Other thread it was.


----------



## Ysarex (Mar 24, 2016)

There's still another one in the Beginner's forum -- whack-a-mole.

Joe


----------



## table1349 (Mar 24, 2016)

Ysarex said:


> There's still another one in the Beginner's forum -- whack-a-mole.
> 
> Joe


----------



## gsgary (Mar 25, 2016)

Does **** look like Portra also crap music

Sent from my SM-G903F using Tapatalk


----------



## 480sparky (Mar 25, 2016)

gk fotografie said:


> ..........First question ofcourse, why would anyone want to give his or her digital images a "filmlook"*.........*



Not everyone can afford two cameras.  And I'll be willing to bet that those, when forced to choose between the two mediums based solely on economics, will choose digital.


----------



## gsgary (Mar 25, 2016)

gk fotografie said:


> This video really is ridiculous!
> First question ofcourse, why would anyone want to give his or her digital images a "filmlook" and second question, why do so many amateur-photographers want to make such useless YouTube tutorials?
> 
> If one really really wants, there are several free programs that offer this possibility with just a mouse-click , like *PhotoScape* (see image below)
> ...


They would want to make it look like film to make it look better 

Sent from my SM-G903F using Tapatalk


----------



## john.margetts (Mar 25, 2016)

You can get Canon/Nikon/Pentax film cameras that use modern digital lenses for 5 pounds or so. What is not to afford - and you get the genuine film look with no added processing.

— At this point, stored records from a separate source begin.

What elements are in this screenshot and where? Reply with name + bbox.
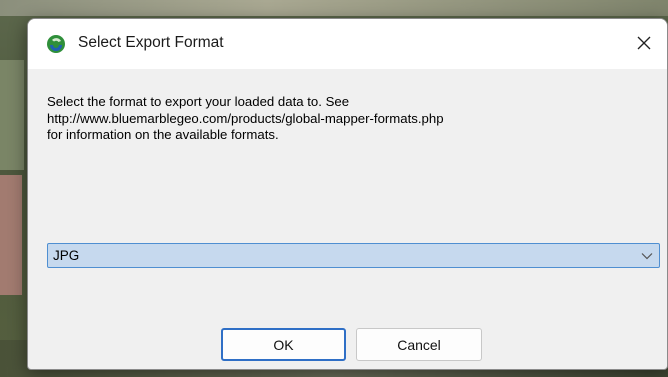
- ok-button[interactable]: OK: [221, 328, 346, 361]
- export-format-selected-value: JPG: [53, 248, 80, 263]
- map-imagery-tile: [0, 175, 22, 295]
- message-line: Select the format to export your loaded …: [47, 94, 350, 109]
- dialog-message: Select the format to export your loaded …: [47, 94, 647, 144]
- dialog-title-bar[interactable]: Select Export Format: [28, 19, 667, 69]
- select-export-format-dialog: Select Export Format Select the format t…: [27, 18, 668, 370]
- close-icon: [637, 36, 651, 50]
- close-button[interactable]: [627, 27, 661, 59]
- message-line: for information on the available formats…: [47, 127, 279, 142]
- global-mapper-app-icon: [46, 34, 66, 54]
- dialog-title: Select Export Format: [78, 34, 224, 51]
- message-line-url: http://www.bluemarblegeo.com/products/gl…: [47, 110, 444, 126]
- map-imagery-tile: [0, 60, 24, 170]
- map-road: [0, 0, 668, 16]
- export-format-select[interactable]: JPG: [47, 243, 660, 268]
- chevron-down-icon: [641, 253, 653, 260]
- cancel-button[interactable]: Cancel: [356, 328, 482, 361]
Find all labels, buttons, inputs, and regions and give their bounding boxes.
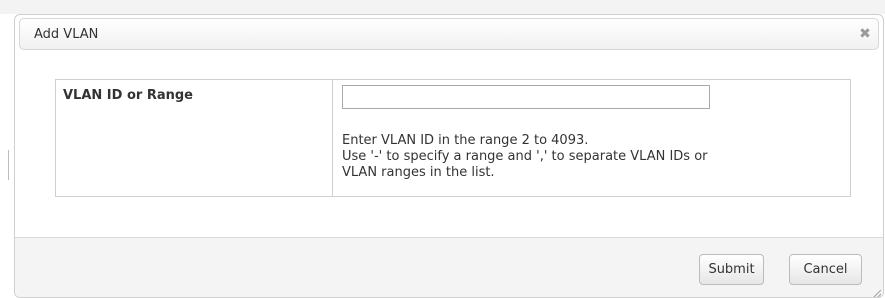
submit-button[interactable]: Submit bbox=[699, 254, 764, 285]
vlan-id-label: VLAN ID or Range bbox=[56, 80, 333, 196]
close-icon[interactable]: ✖ bbox=[856, 25, 874, 43]
cancel-button[interactable]: Cancel bbox=[789, 254, 862, 285]
vlan-id-input[interactable] bbox=[342, 85, 710, 109]
dialog-footer: Submit Cancel bbox=[15, 237, 883, 298]
resize-grip-icon[interactable] bbox=[871, 288, 881, 298]
backdrop-strip bbox=[0, 0, 885, 14]
add-vlan-dialog: Add VLAN ✖ VLAN ID or Range Enter VLAN I… bbox=[14, 14, 884, 298]
dialog-title: Add VLAN bbox=[34, 27, 99, 42]
vlan-id-help-text: Enter VLAN ID in the range 2 to 4093. Us… bbox=[342, 133, 802, 181]
backdrop-edge bbox=[8, 150, 9, 180]
vlan-form-table: VLAN ID or Range Enter VLAN ID in the ra… bbox=[55, 79, 851, 197]
help-line: Use '-' to specify a range and ',' to se… bbox=[342, 149, 708, 164]
dialog-titlebar[interactable]: Add VLAN ✖ bbox=[19, 18, 879, 50]
help-line: Enter VLAN ID in the range 2 to 4093. bbox=[342, 133, 589, 148]
vlan-id-field-cell: Enter VLAN ID in the range 2 to 4093. Us… bbox=[333, 80, 850, 196]
help-line: VLAN ranges in the list. bbox=[342, 165, 495, 180]
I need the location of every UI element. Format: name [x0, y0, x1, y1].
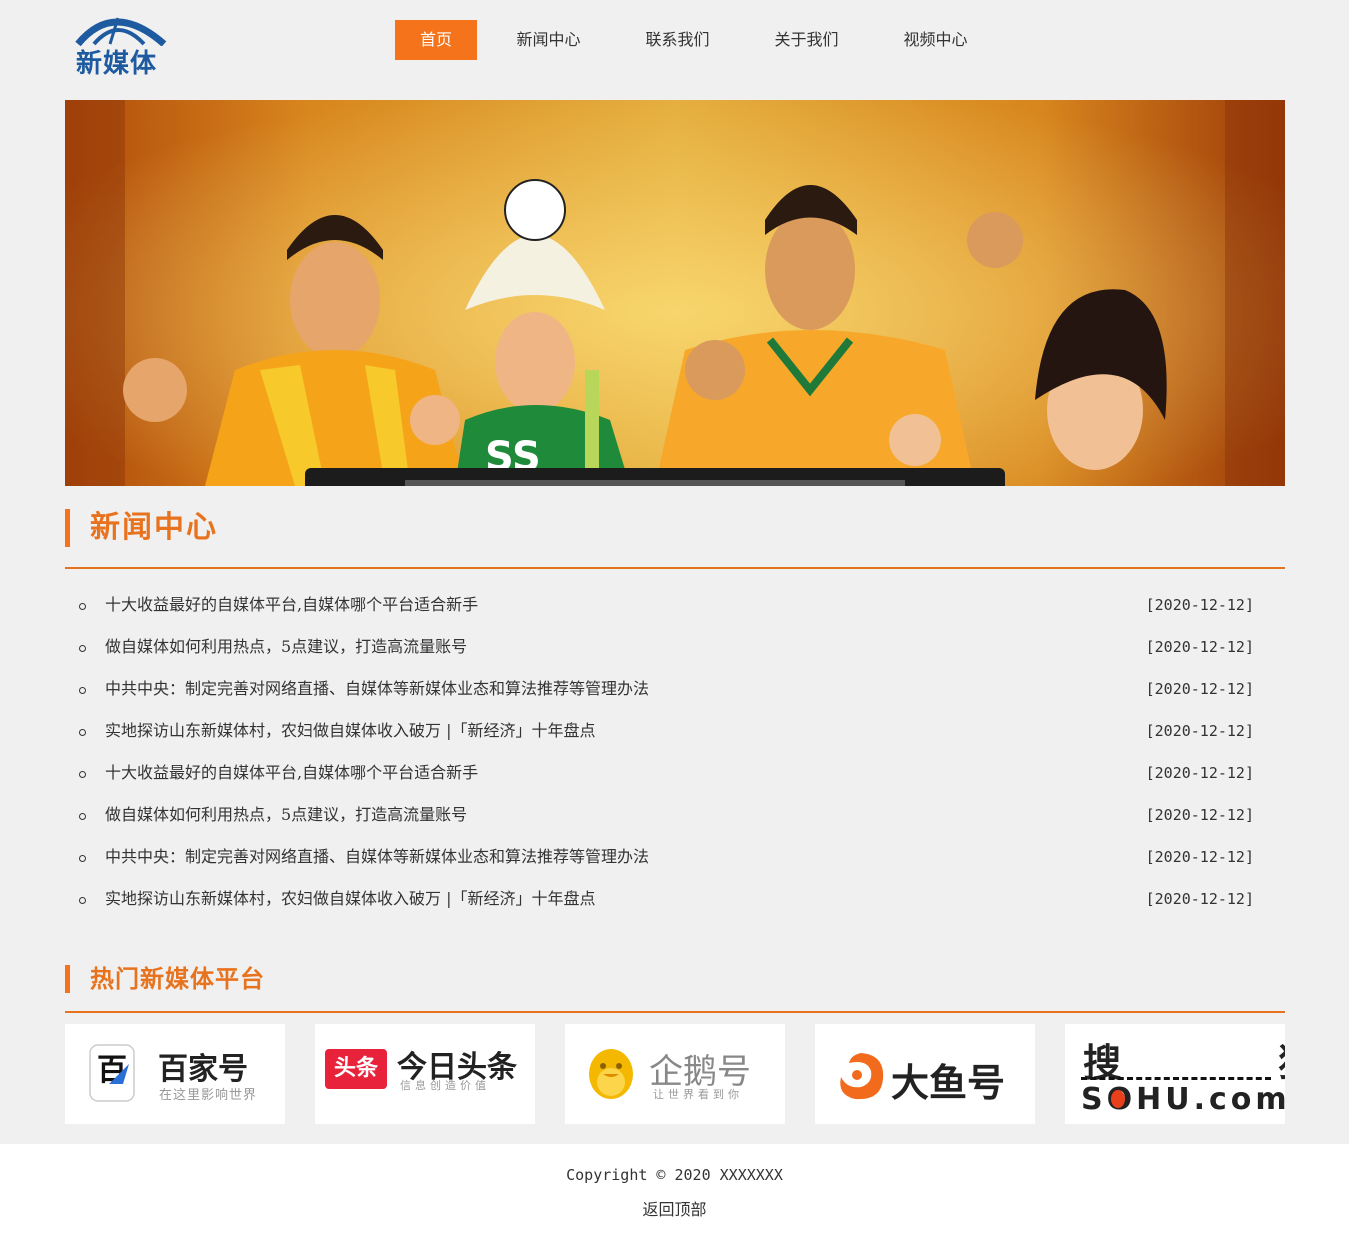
nav-video[interactable]: 视频中心 — [878, 20, 993, 60]
news-link[interactable]: 实地探访山东新媒体村，农妇做自媒体收入破万 |「新经济」十年盘点 — [105, 710, 595, 752]
platform-slogan: 在这里影响世界 — [159, 1088, 258, 1103]
platform-name: 大鱼号 — [891, 1061, 1006, 1105]
platform-slogan: 信息创造价值 — [400, 1079, 490, 1092]
copyright-text: Copyright © 2020 XXXXXXX — [566, 1166, 783, 1184]
news-link[interactable]: 做自媒体如何利用热点，5点建议，打造高流量账号 — [105, 794, 467, 836]
platform-card-qiehao[interactable]: 企鹅号 让世界看到你 — [565, 1024, 785, 1124]
news-date: [2020-12-12] — [1145, 848, 1254, 866]
news-divider — [65, 567, 1285, 569]
nav-about[interactable]: 关于我们 — [735, 20, 878, 60]
platform-slogan: 让世界看到你 — [653, 1088, 743, 1101]
sohu-divider — [1081, 1077, 1271, 1080]
news-link[interactable]: 实地探访山东新媒体村，农妇做自媒体收入破万 |「新经济」十年盘点 — [105, 878, 595, 920]
toutiao-icon: 头条 — [325, 1049, 387, 1089]
news-date: [2020-12-12] — [1145, 596, 1254, 614]
news-date: [2020-12-12] — [1145, 722, 1254, 740]
logo-text: 新媒体 — [76, 49, 158, 79]
sohu-fox-dot — [1111, 1090, 1125, 1108]
banner-fans-image: SS — [65, 100, 1285, 486]
news-date: [2020-12-12] — [1145, 764, 1254, 782]
logo-arch-icon — [75, 17, 167, 46]
back-to-top-link[interactable]: 返回顶部 — [0, 1196, 1349, 1220]
nav-contact[interactable]: 联系我们 — [620, 20, 735, 60]
platform-card-sohu[interactable]: 搜 狐 SOHU.com — [1065, 1024, 1285, 1124]
site-footer: Copyright © 2020 XXXXXXX 返回顶部 — [0, 1144, 1349, 1238]
news-link[interactable]: 十大收益最好的自媒体平台,自媒体哪个平台适合新手 — [105, 752, 478, 794]
news-item: 十大收益最好的自媒体平台,自媒体哪个平台适合新手 [2020-12-12] — [65, 584, 1285, 626]
news-item: 中共中央：制定完善对网络直播、自媒体等新媒体业态和算法推荐等管理办法 [2020… — [65, 668, 1285, 710]
site-header: 新媒体 首页 新闻中心 联系我们 关于我们 视频中心 — [0, 0, 1349, 100]
main-nav: 首页 新闻中心 联系我们 关于我们 视频中心 — [395, 20, 993, 60]
platform-cards: 百 百家号 在这里影响世界 头条 今日头条 信息创造价值 企鹅号 让世界看到你 … — [65, 1024, 1285, 1124]
news-item: 中共中央：制定完善对网络直播、自媒体等新媒体业态和算法推荐等管理办法 [2020… — [65, 836, 1285, 878]
news-date: [2020-12-12] — [1145, 890, 1254, 908]
news-item: 实地探访山东新媒体村，农妇做自媒体收入破万 |「新经济」十年盘点 [2020-1… — [65, 878, 1285, 920]
platform-card-baijiahao[interactable]: 百 百家号 在这里影响世界 — [65, 1024, 285, 1124]
news-date: [2020-12-12] — [1145, 806, 1254, 824]
news-item: 十大收益最好的自媒体平台,自媒体哪个平台适合新手 [2020-12-12] — [65, 752, 1285, 794]
fish-icon — [840, 1053, 884, 1100]
news-list: 十大收益最好的自媒体平台,自媒体哪个平台适合新手 [2020-12-12] 做自… — [65, 584, 1285, 920]
news-item: 做自媒体如何利用热点，5点建议，打造高流量账号 [2020-12-12] — [65, 794, 1285, 836]
baijiahao-icon: 百 — [89, 1044, 135, 1102]
platform-card-toutiao[interactable]: 头条 今日头条 信息创造价值 — [315, 1024, 535, 1124]
platforms-divider — [65, 1011, 1285, 1013]
penguin-icon — [589, 1049, 633, 1099]
platform-card-dayu[interactable]: 大鱼号 — [815, 1024, 1035, 1124]
platforms-section-title: 热门新媒体平台 — [65, 965, 265, 993]
site-logo[interactable]: 新媒体 — [74, 10, 170, 79]
news-item: 实地探访山东新媒体村，农妇做自媒体收入破万 |「新经济」十年盘点 [2020-1… — [65, 710, 1285, 752]
hero-banner: SS — [65, 100, 1285, 486]
news-section-title: 新闻中心 — [65, 509, 218, 547]
news-date: [2020-12-12] — [1145, 680, 1254, 698]
news-item: 做自媒体如何利用热点，5点建议，打造高流量账号 [2020-12-12] — [65, 626, 1285, 668]
nav-news[interactable]: 新闻中心 — [477, 20, 620, 60]
platform-name: 百家号 — [158, 1052, 248, 1087]
news-link[interactable]: 做自媒体如何利用热点，5点建议，打造高流量账号 — [105, 626, 467, 668]
news-link[interactable]: 中共中央：制定完善对网络直播、自媒体等新媒体业态和算法推荐等管理办法 — [105, 836, 649, 878]
news-link[interactable]: 十大收益最好的自媒体平台,自媒体哪个平台适合新手 — [105, 584, 478, 626]
news-date: [2020-12-12] — [1145, 638, 1254, 656]
nav-home[interactable]: 首页 — [395, 20, 477, 60]
news-link[interactable]: 中共中央：制定完善对网络直播、自媒体等新媒体业态和算法推荐等管理办法 — [105, 668, 649, 710]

www.johns-old-cameras.blogspot.co.uk


----------



## 480sparky (Mar 25, 2016)

john.margetts said:


> You can get Canon/Nikon/Pentax film cameras that use modern digital lenses for 5 pounds or so. What is not to afford - and you get the genuine film look with no added processing...........link removed.............



Once again:

Not everyone can afford two cameras. And I'll be willing to bet that those, when forced to choose between the two mediums based solely on economics, will choose digital.

And not everyone has access to film processing these days.  It ain't 1970 any more where every drug store, grocery store and gas station can send your film in.


----------



## tirediron (Mar 25, 2016)

Ysarex said:


> There's still another one in the Beginner's forum -- whack-a-mole.
> 
> Joe


Mole whacked.


----------



## table1349 (Mar 25, 2016)




----------



## table1349 (Mar 25, 2016)

gk fotografie said:


> This video really is ridiculous!
> First question ofcourse, why would anyone want to give his or her digital images a "filmlook" and second question, why do so many amateur-photographers want to make such useless YouTube tutorials?
> 
> If one really really wants, there are several free programs that offer this possibility with just a mouse-click , like *PhotoScape* (see image below)
> ...


First question of course is why would anyone complain about the look someone else might want in their photographs?


 

Some people like the film look, some people like Instagram, some people like tulips, hell some people even like mayo on their grilled cheese sandwiches instead of butter.  The lack of sameness  is what makes the world interesting. 

As to the second question, for the same reasons photographers love to complain about other photographers in forum posts.  Just a habit of these more modern times.  

Of course in these modern times it's all about buying stuff instead of learning to do things on your own when possible.  

The real question is why do newbies feel they need to cross post one thread all the time, as well as cross forum post? Do they think that we all only participate in One and only One forum?


----------